There have been several epidemics of Ebola since it was first described in1976, but all other outbreaks have affected Central African countries. West Africa’s lack of experience with the virus may partially explain the distrust often expressed towards healthcare workers in the field and the disbelief at attempts made to inform about the virus. In fact, fear and mistrust of medical professionals were said to be initial confounding features of the Ugandan Ebola epidemic in 2000 and other outbreaks in Central Africa. Following education programmes, however, attitudes and practices, including funeral traditions which aided transmission, were eventually changed, controlling the infection.
Some suggest that another factor which contributed to the scale of the current outbreak was the trans-national spread of Ebola that occurred in the initial four months, across the borders of Guinea, Sierra Leone and Liberia. This may have led to delays in the realisation that an epidemic was actually occurring. Added to this is the increasing ease of international travel, which has now fuelled the appearance of ‘imported’ cases – as has been seen in Nigeria and more recently, the USA.
Certainly many factors of the current Ebola crisis are similar to previous outbreaks, however.

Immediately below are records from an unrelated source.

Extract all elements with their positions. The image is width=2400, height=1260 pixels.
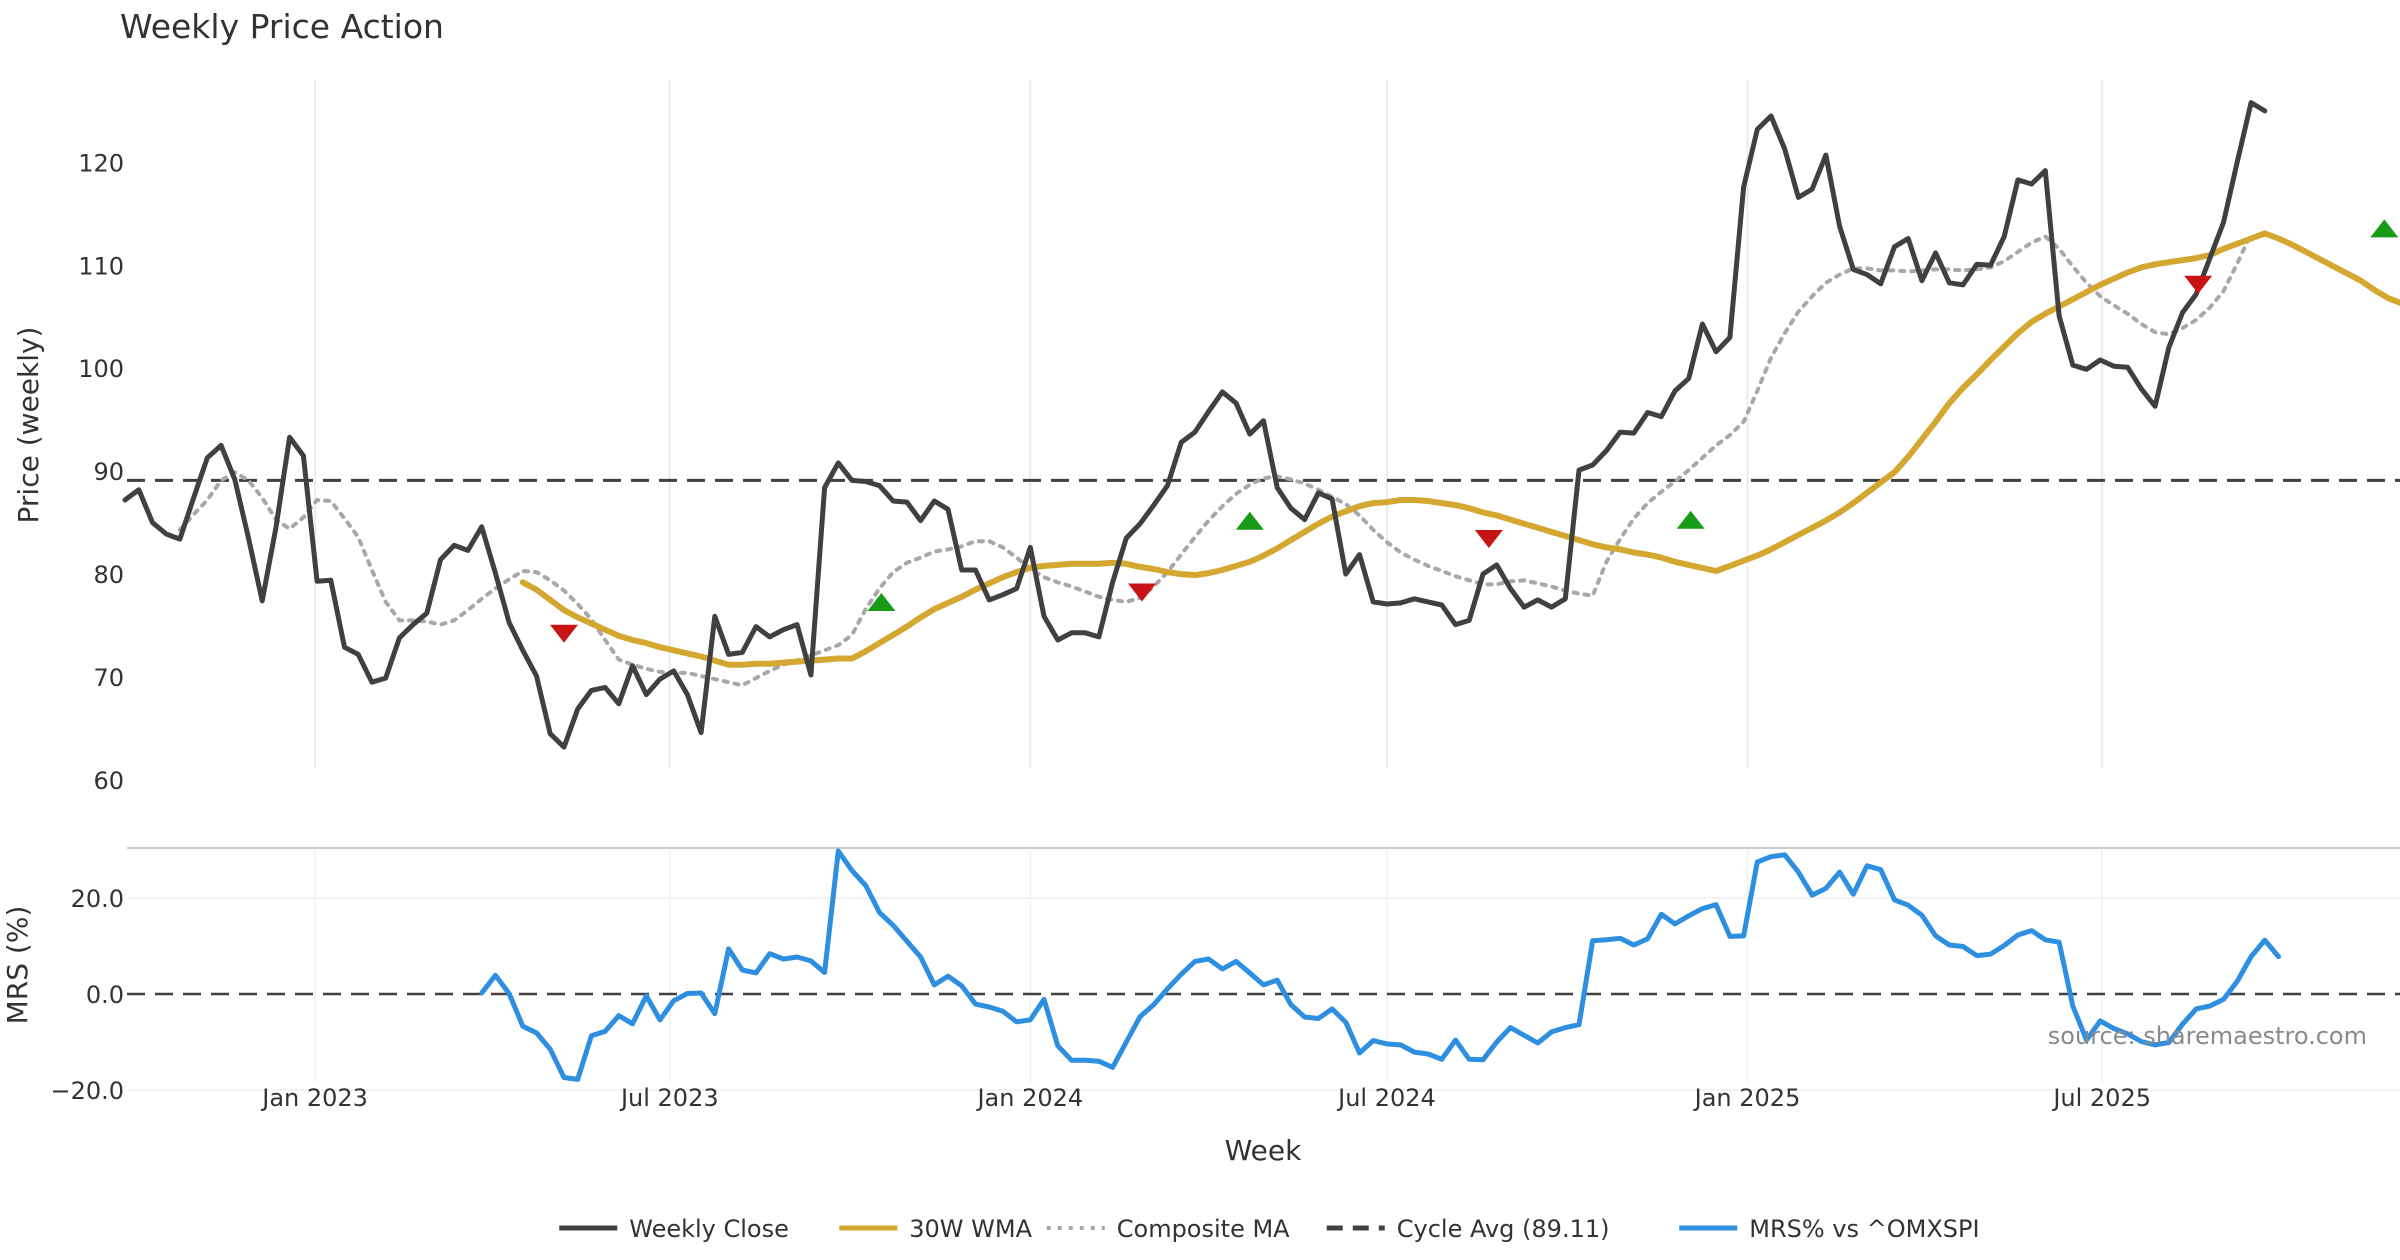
x-ticks: Jan 2023 Jul 2023 Jan 2024 Jul 2024 Jan 2025… <box>260 1084 2151 1112</box>
series-mrs <box>479 848 2281 1082</box>
signal-down-0 <box>549 624 578 643</box>
x-tick-3: Jul 2024 <box>1336 1084 1436 1112</box>
price-y-tick-4: 100 <box>78 355 124 383</box>
signal-down-6 <box>2184 275 2213 294</box>
series-weekly-close <box>122 100 2268 750</box>
price-y-tick-0: 60 <box>93 767 124 795</box>
x-axis-label: Week <box>1225 1134 1302 1167</box>
signal-down-2 <box>1128 583 1157 602</box>
price-grid <box>314 80 2104 768</box>
mrs-y-tick-1: 0.0 <box>86 981 124 1009</box>
legend-label-2: Composite MA <box>1117 1215 1290 1243</box>
x-tick-5: Jul 2025 <box>2051 1084 2151 1112</box>
series-composite-ma <box>177 231 2254 688</box>
signal-up-5 <box>1676 510 1705 529</box>
mrs-y-tick-0: −20.0 <box>50 1077 124 1105</box>
x-tick-1: Jul 2023 <box>619 1084 719 1112</box>
mrs-grid <box>127 850 2400 1091</box>
price-y-tick-2: 80 <box>93 561 124 589</box>
signal-up-7 <box>2370 219 2399 238</box>
price-y-axis-label: Price (weekly) <box>12 327 45 524</box>
price-y-tick-5: 110 <box>78 252 124 280</box>
mrs-plot <box>127 848 2400 1082</box>
x-tick-4: Jan 2025 <box>1693 1084 1801 1112</box>
legend-label-3: Cycle Avg (89.11) <box>1397 1215 1610 1243</box>
legend-label-1: 30W WMA <box>909 1215 1032 1243</box>
signal-up-1 <box>867 593 896 612</box>
legend-label-0: Weekly Close <box>629 1215 789 1243</box>
legend: Weekly Close 30W WMA Composite MA Cycle Avg… <box>559 1215 1980 1243</box>
mrs-y-ticks: −20.0 0.0 20.0 <box>50 885 124 1105</box>
price-y-tick-3: 90 <box>93 458 124 486</box>
price-y-tick-1: 70 <box>93 664 124 692</box>
source-note: source: sharemaestro.com <box>2048 1022 2367 1050</box>
series-30w-wma <box>519 230 2400 668</box>
mrs-y-tick-2: 20.0 <box>71 885 124 913</box>
chart-title: Weekly Price Action <box>120 7 444 46</box>
mrs-y-axis-label: MRS (%) <box>1 906 34 1025</box>
x-tick-0: Jan 2023 <box>260 1084 368 1112</box>
legend-label-4: MRS% vs ^OMXSPI <box>1749 1215 1979 1243</box>
x-tick-2: Jan 2024 <box>975 1084 1083 1112</box>
signal-down-4 <box>1474 529 1503 548</box>
price-y-tick-6: 120 <box>78 149 124 177</box>
price-y-ticks: 60 70 80 90 100 110 120 <box>78 149 124 795</box>
price-plot <box>122 100 2400 750</box>
signal-up-3 <box>1235 511 1264 530</box>
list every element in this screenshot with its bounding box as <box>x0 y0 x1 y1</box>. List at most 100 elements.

This Ebola virus, a slight variant of the Zaire strain, is not more virulent than those identified in the previous outbreaks of the Democratic Republic of Congo and Gabon. The reproduction number (the number of newly infected patients resulting from one infected individual) is concerning but has been seen before. Moreover, all other outbreaks have occurred in resource-poor settings where medical help is limited. As mentioned, features such as local practices aiding transmission and mistrust of those seeking to help and educate, have been identified in earlier crises with Ebola and successfully changed, leading to the control of the virus.
Whilst not underplaying the severity of the current epidemic, which may still be at an early stage, the acknowledgement that not all aspects of the outbreak are unprecedented, may give a slight, cautious optimism for its eventual control. However, in the history of the disease the need for an international effort has never been greater and more urgent.